In an effort to resolve this enigma, Malhotra and her team evaluated a less-explored theory: that a star-sized passing object modified these planets’ paths around 4 billion years ago.

Related: Giant ‘kidney beans’ identified in Mars satellite imagery may indicate signs of water and life

Employing computer simulations of the four outer planets, the research group conducted 50,000 simulations of such encounters, each lasting 20 million years, while varying certain aspects of each visitor, including its mass, velocity, and proximity to the sun. The investigators also broadened their exploration compared to prior research by including objects considerably smaller than stars — as small, indeed, as Jupiter. They also examined scenarios with extremely close passes, concentrating on instances where the intruding object came within 20 astronomical units (AU) of the sun. (One AU is about 93 million miles, or 150 million kilometers, which is approximately the average distance from Earth to the sun.)

While most simulations resulted in conditions very different from the present solar system, the researchers discovered that in approximately 1% of the simulations, the passing object adjusted the giant planets’ orbits to closely resemble their current configurations. The intruders in these near matches plunged directly into the solar system, traveling far beyond Uranus’ orbit, and some even brushed against Mercury’s path. Moreover, these intruders were relatively small, ranging from two to 50 times the mass of Jupiter.
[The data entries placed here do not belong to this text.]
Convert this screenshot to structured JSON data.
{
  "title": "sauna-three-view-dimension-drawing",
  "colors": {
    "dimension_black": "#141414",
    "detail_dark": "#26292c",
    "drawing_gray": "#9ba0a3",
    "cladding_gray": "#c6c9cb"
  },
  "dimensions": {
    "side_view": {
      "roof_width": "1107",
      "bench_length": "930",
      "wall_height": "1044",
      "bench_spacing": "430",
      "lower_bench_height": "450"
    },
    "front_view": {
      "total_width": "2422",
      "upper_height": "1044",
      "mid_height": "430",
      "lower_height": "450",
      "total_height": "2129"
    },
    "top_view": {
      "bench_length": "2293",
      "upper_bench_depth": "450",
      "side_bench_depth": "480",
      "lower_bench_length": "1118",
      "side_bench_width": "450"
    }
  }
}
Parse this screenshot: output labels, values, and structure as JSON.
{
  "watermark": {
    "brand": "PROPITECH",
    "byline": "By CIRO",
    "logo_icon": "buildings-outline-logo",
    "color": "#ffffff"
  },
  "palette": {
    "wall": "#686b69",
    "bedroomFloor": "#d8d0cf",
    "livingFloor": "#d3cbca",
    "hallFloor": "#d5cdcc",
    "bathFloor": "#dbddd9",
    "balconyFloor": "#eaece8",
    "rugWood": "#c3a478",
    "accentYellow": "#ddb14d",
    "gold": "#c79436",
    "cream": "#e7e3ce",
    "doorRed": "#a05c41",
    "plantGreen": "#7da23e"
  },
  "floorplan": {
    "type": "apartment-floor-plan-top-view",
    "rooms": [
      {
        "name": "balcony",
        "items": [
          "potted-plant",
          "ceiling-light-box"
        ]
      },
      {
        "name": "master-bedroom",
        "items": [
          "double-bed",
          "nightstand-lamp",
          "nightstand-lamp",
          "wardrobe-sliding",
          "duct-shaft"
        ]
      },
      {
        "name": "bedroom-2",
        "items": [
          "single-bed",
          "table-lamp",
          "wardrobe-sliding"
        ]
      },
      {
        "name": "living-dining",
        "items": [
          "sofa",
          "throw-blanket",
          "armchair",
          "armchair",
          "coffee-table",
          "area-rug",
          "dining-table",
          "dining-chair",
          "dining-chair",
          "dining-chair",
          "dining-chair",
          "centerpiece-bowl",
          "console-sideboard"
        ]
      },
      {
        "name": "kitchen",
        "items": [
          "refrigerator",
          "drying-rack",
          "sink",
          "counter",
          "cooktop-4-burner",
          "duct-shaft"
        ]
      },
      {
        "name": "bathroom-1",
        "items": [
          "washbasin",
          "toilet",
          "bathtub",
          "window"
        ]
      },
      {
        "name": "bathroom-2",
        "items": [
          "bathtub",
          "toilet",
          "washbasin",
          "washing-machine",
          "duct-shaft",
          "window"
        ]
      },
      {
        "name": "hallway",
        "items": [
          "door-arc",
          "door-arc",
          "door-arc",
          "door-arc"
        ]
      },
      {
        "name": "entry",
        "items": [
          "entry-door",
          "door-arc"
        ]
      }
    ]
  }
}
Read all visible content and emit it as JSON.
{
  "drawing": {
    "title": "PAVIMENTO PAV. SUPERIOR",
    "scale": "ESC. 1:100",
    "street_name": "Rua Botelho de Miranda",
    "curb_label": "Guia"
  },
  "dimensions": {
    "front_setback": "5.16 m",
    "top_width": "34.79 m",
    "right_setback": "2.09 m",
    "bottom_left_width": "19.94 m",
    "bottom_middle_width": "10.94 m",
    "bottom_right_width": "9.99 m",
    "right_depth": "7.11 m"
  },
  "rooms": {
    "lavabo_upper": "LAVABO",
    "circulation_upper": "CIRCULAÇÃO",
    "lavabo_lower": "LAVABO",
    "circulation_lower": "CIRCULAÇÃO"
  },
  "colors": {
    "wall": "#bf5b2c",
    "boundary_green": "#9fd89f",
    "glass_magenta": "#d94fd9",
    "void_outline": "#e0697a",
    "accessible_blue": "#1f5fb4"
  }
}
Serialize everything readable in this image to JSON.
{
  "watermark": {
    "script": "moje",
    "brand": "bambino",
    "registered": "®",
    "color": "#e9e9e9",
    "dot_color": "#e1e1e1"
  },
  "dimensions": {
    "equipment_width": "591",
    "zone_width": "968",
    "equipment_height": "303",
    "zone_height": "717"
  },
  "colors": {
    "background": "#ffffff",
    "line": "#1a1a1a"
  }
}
“This range encompasses planetary masses to brown dwarf masses,” Malhotra stated. (Brown dwarfs, often referred to as “failed stars,” are peculiar celestial objects that are heavier than planets but not as massive as stars.)

Since many close-matching simulations involved the planet-like object traversing the inner solar system, the team conducted an additional 10,000 simulations that included the terrestrial planets as well. In these instances, too, the flybys that previously modified the giant planets’ orbits to their current states replicated the solar system’s present arrangement.

The simulation yielding the most accurate results featured an object eight times the mass of Jupiter passing as closely as 1.69 AU from the sun. This places it just slightly farther than Mars’ current orbit of 1.5 AU from the sun.

The simulations indicate that a single substellar object’s flyby was adequate to modify the trajectories of the giant planets. Given that observations imply substellar bodies are relatively abundant in the universe, encounters with such objects could be more frequent than flybys of stars.

The study, which has yet to be peer-reviewed, was published in the arXiv preprint archive in December.